Rolquis Torres Ricardo, a Cuban national paroled into the United States on January 10, 2014, was convicted of lewd and lascivious molestation of a minor on July 28, 2016, and of domestic violence on April 5, 2017. An immigration judge ordered him removed on May 1, 2017. ICE was unable to execute the removal order and released him under an order of supervision on July 25, 2017. Nearly nine years later, ICE arrested him at his home on January 13, 2026, and he is currently detained at Alligator Alcatraz.

Torres Ricardo filed a habeas petition arguing his continued detention violates the Immigration and Nationality Act and the Fifth Amendment. The government responded that the petition was premature because his current detention had not yet exceeded 180 days — effectively arguing the six-month clock reset upon his re-arrest.

The court rejected that position as inconsistent with Zadvydas v. Davis, 533 U.S. 678 (2001). Citing Akinwale v. Ashcroft, 287 F.3d 1050 (11th Cir. 2002), the court held that the presumptively reasonable six-month period commences at the beginning of the removal period — not at each new arrest. Allowing resets, the court reasoned, would effectively allow DHS to detain noncitizens indefinitely and avoid judicial scrutiny by releasing and re-detaining them every 180 days.

Applying the Zadvydas burden-shifting framework, the court held that Torres Ricardo carried his initial burden: the government had been unable to remove him in 2017, no change in circumstances makes removal more likely now, and ICE has provided no plan or timeline for removal since his arrest. The government offered no rebuttal.

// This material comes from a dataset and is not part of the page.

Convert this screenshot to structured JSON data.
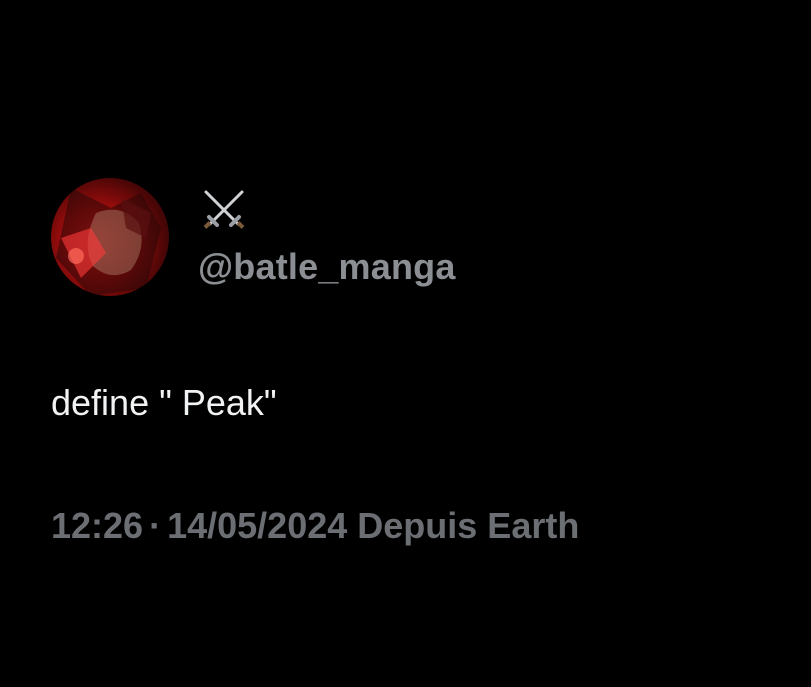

The petition was not granted outright, however. The court noted that community protection — a second statutory justification for immigration detention — does not necessarily diminish in force over time, and that the Supreme Court has upheld preventive detention based on dangerousness only when limited to specially dangerous individuals and subject to strong procedural protections. Given Torres Ricardo's criminal history, the court ordered ICE to conduct a custody review within 30 days to determine whether his continued detention is necessary to protect the community, with supplemental briefing to follow.

The habeas petition remains under advisement pending that review.